Phospholipase A2 hydrolysis of membrane phospholipids causes structural alteration of the nicotinic acetylcholine receptor.

Thermal perturbation techniques have been used to probe structural alteration of the nicotinic acetylcholine receptor as a function of perturbations of its native membrane environment. Differential scanning calorimetry and a technique involving heat inactivation of the alpha-bungarotoxin-binding sites on the receptor protein reveal that there is a profound destabilization of the acetylcholine receptor structure when receptor-containing membranes are exposed to phospholipase A2. The characteristic calorimetric transition assigned to irreversible denaturation of the receptor protein and the heat inactivation profile of alpha-bungarotoxin-binding sites are shifted to lower temperatures by approx. 7 and 5 C degrees, respectively, upon exposure to phospholipase A2 at a phospholipase/neurotoxin binding site molar ratio of about 1:100. The effects of phospholipase A2 on receptor structure can be (i) reversed by using bovine serum albumin as a scavenger of phospholipase hydrolysis products of membrane phospholipids, and (ii) stimulated by incorporation into the membranes of free, polyunsaturated fatty acids.
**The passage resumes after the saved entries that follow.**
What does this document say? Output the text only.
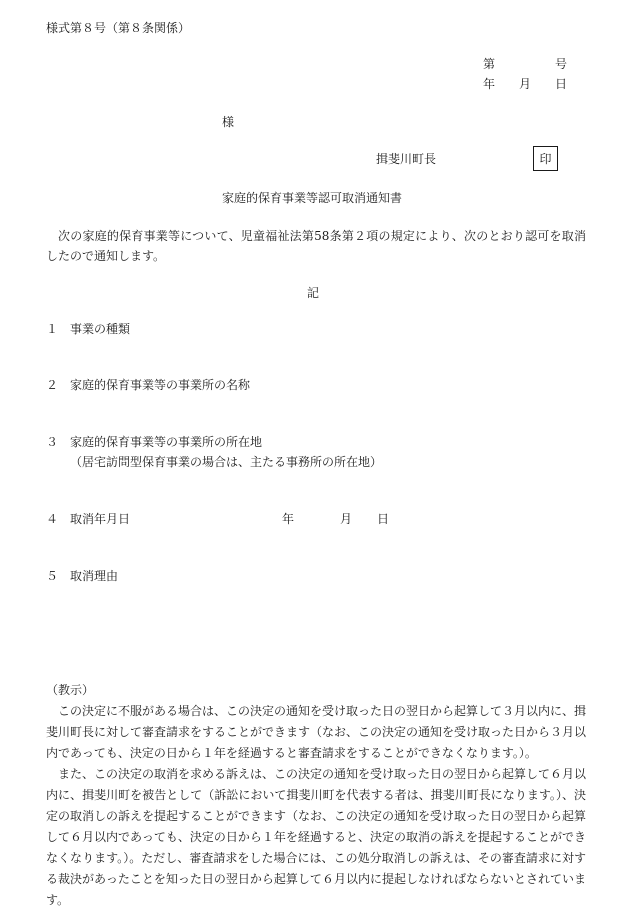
様式第８号（第８条関係）
第	号
年 月 日
様
揖斐川町長	印
家庭的保育事業等認可取消通知書
次の家庭的保育事業等について、児童福祉法第58条第２項の規定により、次のとおり認可を取消したので通知します。
記
１ 事業の種類
２ 家庭的保育事業等の事業所の名称
３ 家庭的保育事業等の事業所の所在地
（居宅訪問型保育事業の場合は、主たる事務所の所在地）
４ 取消年月日	年	月 日
５ 取消理由

（教示）

この決定に不服がある場合は、この決定の通知を受け取った日の翌日から起算して３月以内に、揖斐川町長に対して審査請求をすることができます（なお、この決定の通知を受け取った日から３月以内であっても、決定の日から１年を経過すると審査請求をすることができなくなります。）。

また、この決定の取消を求める訴えは、この決定の通知を受け取った日の翌日から起算して６月以内に、揖斐川町を被告として（訴訟において揖斐川町を代表する者は、揖斐川町長になります。）、決定の取消しの訴えを提起することができます（なお、この決定の通知を受け取った日の翌日から起算して６月以内であっても、決定の日から１年を経過すると、決定の取消の訴えを提起することができなくなります。）。ただし、審査請求をした場合には、この処分取消しの訴えは、その審査請求に対する裁決があったことを知った日の翌日から起算して６月以内に提起しなければならないとされています。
In particular, linolenic acid (18:3(n-3] causes detectable destabilization of the alpha-bungarotoxin binding sites on the receptor at free fatty acid/receptor molar ratios as low as 10:1. Furthermore, alteration of receptor structure by added phospholipase occurs very rapidly, which is consistent with the observation of rapid in situ phospholipase A2 hydrolysis of membrane phospholipids, particularly highly unsaturated phosphatidylethanolamine and phosphatidylserine. Based on previously published data on the inhibition of acetylcholine receptor cation-gating activity caused by the presence of either phospholipase A2 or free fatty acids (Andreasen T.J. and McNamee M.G. (1980) Biochemistry 19, 4719), we interpret our data as indicative of a correlation between structural and functional alterations of the membrane-bound acetylcholine receptor induced by phospholipase A2 hydrolysis products.